The Roger Ailes story got seedier and more sensational: Gretchen Carlson will get an 8-figure settlement because she had been taping her interactions with Ailes for more than a year.
Great report on how ISIS uses the "deep web" for propaganda.
That Stanford swimmer convicted of assault with attempt to rape, the one whose six-month sentence seemed so outrageously light three months ago -- he's free. He got out early for good behavior.
This case is depressing for a lot of reasons. Rape and sexual assault are usually hard charges to prove, because often the physical evidence could be explained by consensual sex and there aren't any corroborating witnesses. (In cases like this, where the woman was unconscious or nearly unconscious, even she may not be a convincing witness.) But this one time justice got lucky: Two good samaritans interrupted the crime, captured the guy, delivered him to police, and testified at the trial. So unlike the majority of guys who do things like this, he got tried and convicted ... and served three months. I'm sure that totally ruined his summer.

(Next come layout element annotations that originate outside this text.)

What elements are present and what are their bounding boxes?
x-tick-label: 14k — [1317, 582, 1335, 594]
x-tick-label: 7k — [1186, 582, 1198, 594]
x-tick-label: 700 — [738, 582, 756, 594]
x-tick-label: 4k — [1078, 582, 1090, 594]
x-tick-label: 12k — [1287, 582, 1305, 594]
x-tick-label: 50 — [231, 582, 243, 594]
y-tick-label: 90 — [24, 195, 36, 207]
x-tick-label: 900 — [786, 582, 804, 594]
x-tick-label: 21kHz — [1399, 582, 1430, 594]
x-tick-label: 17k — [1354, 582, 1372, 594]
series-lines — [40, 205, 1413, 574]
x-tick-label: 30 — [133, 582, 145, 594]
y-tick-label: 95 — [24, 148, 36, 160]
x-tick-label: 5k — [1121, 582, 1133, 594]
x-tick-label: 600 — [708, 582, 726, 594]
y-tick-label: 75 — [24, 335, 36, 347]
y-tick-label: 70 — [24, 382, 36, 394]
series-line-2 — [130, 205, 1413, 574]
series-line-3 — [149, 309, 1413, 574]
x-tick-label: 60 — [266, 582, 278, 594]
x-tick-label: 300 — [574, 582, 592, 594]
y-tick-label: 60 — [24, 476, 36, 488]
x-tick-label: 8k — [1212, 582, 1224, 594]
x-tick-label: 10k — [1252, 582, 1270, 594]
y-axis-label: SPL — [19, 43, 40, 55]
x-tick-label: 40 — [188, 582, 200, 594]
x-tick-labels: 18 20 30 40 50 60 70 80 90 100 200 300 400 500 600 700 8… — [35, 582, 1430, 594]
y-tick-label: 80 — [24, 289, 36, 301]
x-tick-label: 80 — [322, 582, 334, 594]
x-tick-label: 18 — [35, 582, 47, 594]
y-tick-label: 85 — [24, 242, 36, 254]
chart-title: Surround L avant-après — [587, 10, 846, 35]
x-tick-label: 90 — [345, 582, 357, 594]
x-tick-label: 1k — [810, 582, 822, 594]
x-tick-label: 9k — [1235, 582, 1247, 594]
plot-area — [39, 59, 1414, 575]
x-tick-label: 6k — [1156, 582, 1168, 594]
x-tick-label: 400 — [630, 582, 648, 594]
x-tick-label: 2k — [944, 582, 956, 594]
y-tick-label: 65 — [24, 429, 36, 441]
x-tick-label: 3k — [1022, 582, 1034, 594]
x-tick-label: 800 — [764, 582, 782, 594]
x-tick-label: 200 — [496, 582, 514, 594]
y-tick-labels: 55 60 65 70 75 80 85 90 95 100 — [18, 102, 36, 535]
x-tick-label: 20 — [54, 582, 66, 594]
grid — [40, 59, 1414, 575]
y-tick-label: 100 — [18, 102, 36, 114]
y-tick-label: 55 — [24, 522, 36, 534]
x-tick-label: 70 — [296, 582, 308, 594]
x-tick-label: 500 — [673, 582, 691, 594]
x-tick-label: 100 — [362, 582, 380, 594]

When a type of criminal is hard to catch or convict, the law can maintain deterrence by increasing penalties. ("You may think you'll get away with this, but if you're wrong ...") That's why, for example, horse-stealing was a hanging offense in the old West. But if you're unlikely to get convicted, and even if you do you'll barely be punished, what kind of deterrence is that?
A training video for dealing with white fragility in the workplace. Do your white employees and co-workers face the trauma of being called racists just because they do something racist? Or the embarrassment of seeing evidence of their white privilege? Some simple understanding and compassion from non-whites could prevent this suffering.